But there are narrower implications for Orthodoxy that Dr. Bouteneff said he hopes the project will address. “What has our liturgical tradition done with that dynamic? And how might that feed into what Pärt is doing?” he asked.
This dichotomy is particularly evident in Mr. Pärt’s 2009 “Adam’s Lament,” his most recent large-scale work and the centerpiece of the Carnegie concert. In a program note, Mr. Pärt described Adam as a “collective term which comprises humankind in its entirety and each individual person alike, irrespective of time, epochs, social strata and confession.”
But embedded within these universalities are the particularities of an Orthodox tradition. “Adam’s Lament” sets text in ecclesiastical Slavic, written by the Russian monk St. Silouan. Mr.
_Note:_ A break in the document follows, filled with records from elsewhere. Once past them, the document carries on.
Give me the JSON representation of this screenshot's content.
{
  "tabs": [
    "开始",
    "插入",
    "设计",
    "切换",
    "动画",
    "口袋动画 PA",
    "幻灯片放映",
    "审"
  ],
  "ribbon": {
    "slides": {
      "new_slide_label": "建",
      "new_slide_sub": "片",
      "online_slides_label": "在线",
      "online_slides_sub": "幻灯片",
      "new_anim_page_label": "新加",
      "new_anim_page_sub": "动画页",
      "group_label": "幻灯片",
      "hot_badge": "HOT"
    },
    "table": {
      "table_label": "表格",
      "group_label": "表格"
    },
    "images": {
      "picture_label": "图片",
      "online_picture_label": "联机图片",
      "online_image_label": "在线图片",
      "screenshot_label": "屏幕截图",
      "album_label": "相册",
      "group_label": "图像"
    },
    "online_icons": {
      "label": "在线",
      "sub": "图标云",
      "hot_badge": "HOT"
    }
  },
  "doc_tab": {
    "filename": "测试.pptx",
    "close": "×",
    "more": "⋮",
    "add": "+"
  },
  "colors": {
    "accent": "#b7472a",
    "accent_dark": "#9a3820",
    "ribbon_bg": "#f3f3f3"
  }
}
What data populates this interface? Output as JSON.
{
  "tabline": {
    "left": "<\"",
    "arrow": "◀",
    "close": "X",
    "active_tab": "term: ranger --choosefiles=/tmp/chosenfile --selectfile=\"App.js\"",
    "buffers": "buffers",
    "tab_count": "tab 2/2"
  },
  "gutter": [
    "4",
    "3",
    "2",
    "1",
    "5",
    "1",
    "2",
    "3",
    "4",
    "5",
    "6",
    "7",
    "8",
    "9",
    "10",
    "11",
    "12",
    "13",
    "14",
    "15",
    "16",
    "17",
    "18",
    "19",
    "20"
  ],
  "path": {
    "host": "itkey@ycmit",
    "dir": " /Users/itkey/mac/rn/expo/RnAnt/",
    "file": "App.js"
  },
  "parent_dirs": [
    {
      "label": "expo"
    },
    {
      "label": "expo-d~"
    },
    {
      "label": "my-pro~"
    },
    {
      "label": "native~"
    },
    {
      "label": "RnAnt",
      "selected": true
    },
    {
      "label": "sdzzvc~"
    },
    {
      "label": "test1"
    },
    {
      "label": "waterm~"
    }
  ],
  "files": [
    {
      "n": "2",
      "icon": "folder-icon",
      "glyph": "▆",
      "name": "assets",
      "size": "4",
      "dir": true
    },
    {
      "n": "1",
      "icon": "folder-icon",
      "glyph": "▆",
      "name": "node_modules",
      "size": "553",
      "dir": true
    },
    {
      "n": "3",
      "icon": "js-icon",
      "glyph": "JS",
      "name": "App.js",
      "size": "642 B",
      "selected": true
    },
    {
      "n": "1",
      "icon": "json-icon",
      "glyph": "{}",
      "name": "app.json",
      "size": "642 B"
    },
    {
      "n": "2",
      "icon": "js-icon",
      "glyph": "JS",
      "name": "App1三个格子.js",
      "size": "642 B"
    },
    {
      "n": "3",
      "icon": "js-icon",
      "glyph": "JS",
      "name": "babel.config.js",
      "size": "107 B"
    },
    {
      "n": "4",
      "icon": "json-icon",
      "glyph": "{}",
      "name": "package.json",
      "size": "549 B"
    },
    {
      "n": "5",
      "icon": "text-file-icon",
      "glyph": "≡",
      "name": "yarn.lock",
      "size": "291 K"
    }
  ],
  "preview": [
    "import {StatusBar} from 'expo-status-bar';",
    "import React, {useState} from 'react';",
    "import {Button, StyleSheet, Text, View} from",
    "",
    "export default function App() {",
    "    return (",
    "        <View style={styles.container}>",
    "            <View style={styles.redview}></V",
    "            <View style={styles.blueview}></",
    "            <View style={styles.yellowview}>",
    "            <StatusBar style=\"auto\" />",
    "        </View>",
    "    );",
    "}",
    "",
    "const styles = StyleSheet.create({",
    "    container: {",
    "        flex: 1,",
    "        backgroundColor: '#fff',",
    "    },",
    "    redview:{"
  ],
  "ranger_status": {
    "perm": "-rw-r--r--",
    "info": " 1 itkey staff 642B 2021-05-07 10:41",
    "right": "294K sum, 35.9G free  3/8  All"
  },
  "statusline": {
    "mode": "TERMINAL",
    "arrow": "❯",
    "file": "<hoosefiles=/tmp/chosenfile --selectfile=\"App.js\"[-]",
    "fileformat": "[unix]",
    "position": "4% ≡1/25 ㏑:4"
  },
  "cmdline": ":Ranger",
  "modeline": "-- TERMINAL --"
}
Pärt wrote, “I wanted to remain as close as possible to Silouan’s words and, as far as I could, to entrust myself with them, to internalize them.” The music, bleak and majestic, is far from the placid sound world of “Für Alina.” Toward the end, the chorus takes on a declamatory tone, singing in a menacing unison as it describes Adam’s sorrow: “Only the soul that has come to know the Lord and the magnitude of his love for us can understand…”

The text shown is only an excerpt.